「ナイスショー!」と声を張り上げ、同伴者の気分を盛り上げる社交家。しかし自分の番になると、ドライバーが右に高く吹き上がり、思ったよりランが出ないフェード高弾道。同伴者がセカンドで7番アイアンを構える中、自分はフェアウェイウッドかユーティリティを握り、残り200y以上を前にため息をつく。「あれ、今打ったの?」と誰にも見られず右ラフへ消えていく球筋に、モチベーションが急降下する瞬間が何度もあるはずだ。

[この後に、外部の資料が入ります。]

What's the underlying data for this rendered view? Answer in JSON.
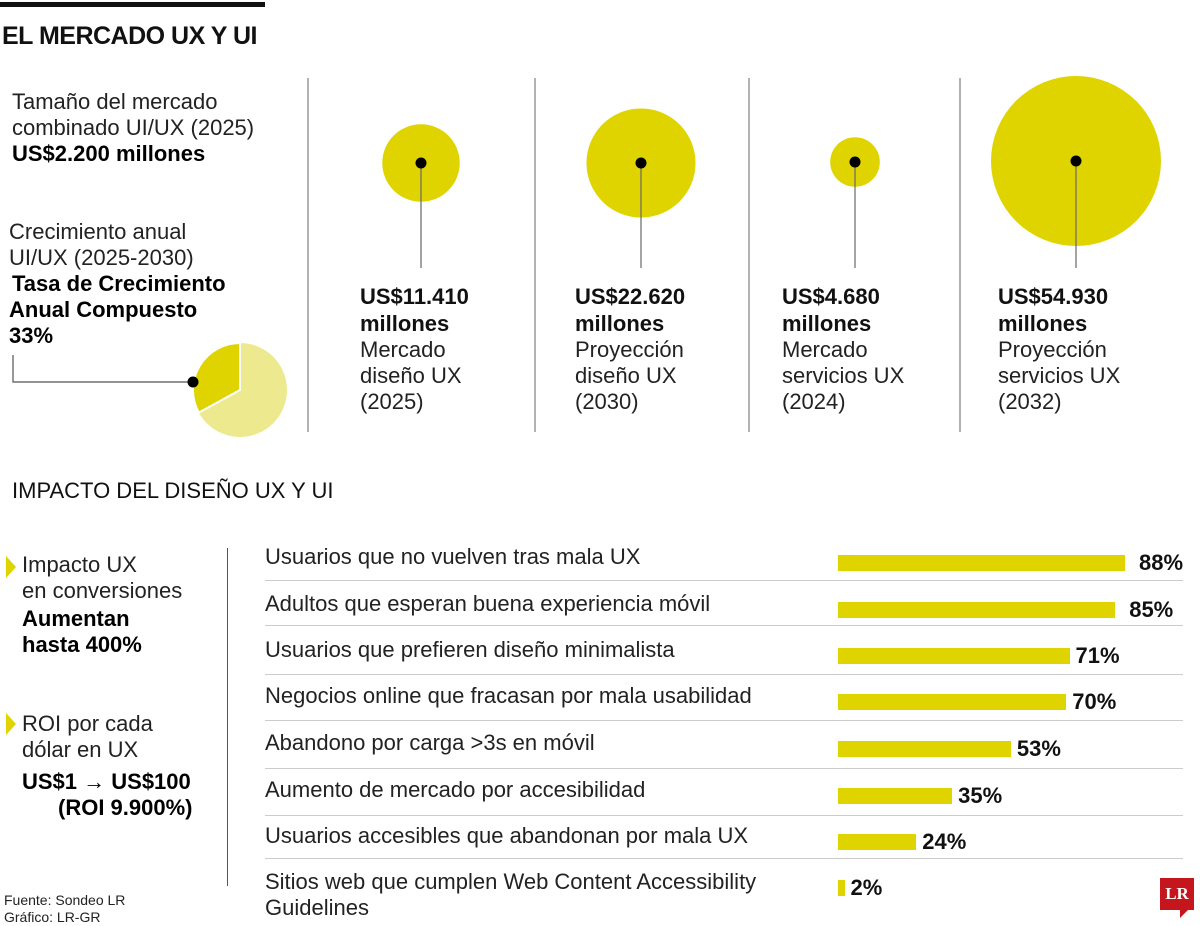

このフェード高弾道は、アウトサイドインの軌道に加えて、インパクトでロフトが寝てフェースが開く「スライス 直し方」を検索する原因そのもの。ヘッドスピードが32-36m/sの領域では、クラブが短くなるほどこの傾向が顕著に出る。特にウェッジでアプローチする際、フェースが開きすぎて「吹き上がる」球になり、距離感が定まらない。
「他人からどう見られているか」を気にする社交家は、飛距離不足を無理な力みでカバーしようとしがちだ。その結果、一層アウトサイドインが強まり、フェードがさらに「右プッシュ」になり、ますます「ランが出ない」高弾道でグリーンに乗らない。ナイスショットが見られない焦りが、グリーン周りでも強引なパースタンスを狙わせ、3パット、4パットの悪循環を招く。
だが、この飛距離帯の社交家にとって、グリーン周りの精密さが真の「見せ場」となる。短い距離を確実に寄せ、パットを沈めることで、同伴者に「うまい!」と言わせる快感は格別だ。高弾道のフェードでも、グリーン周りではその特性を活かした柔らかい球で寄せる戦略を練る。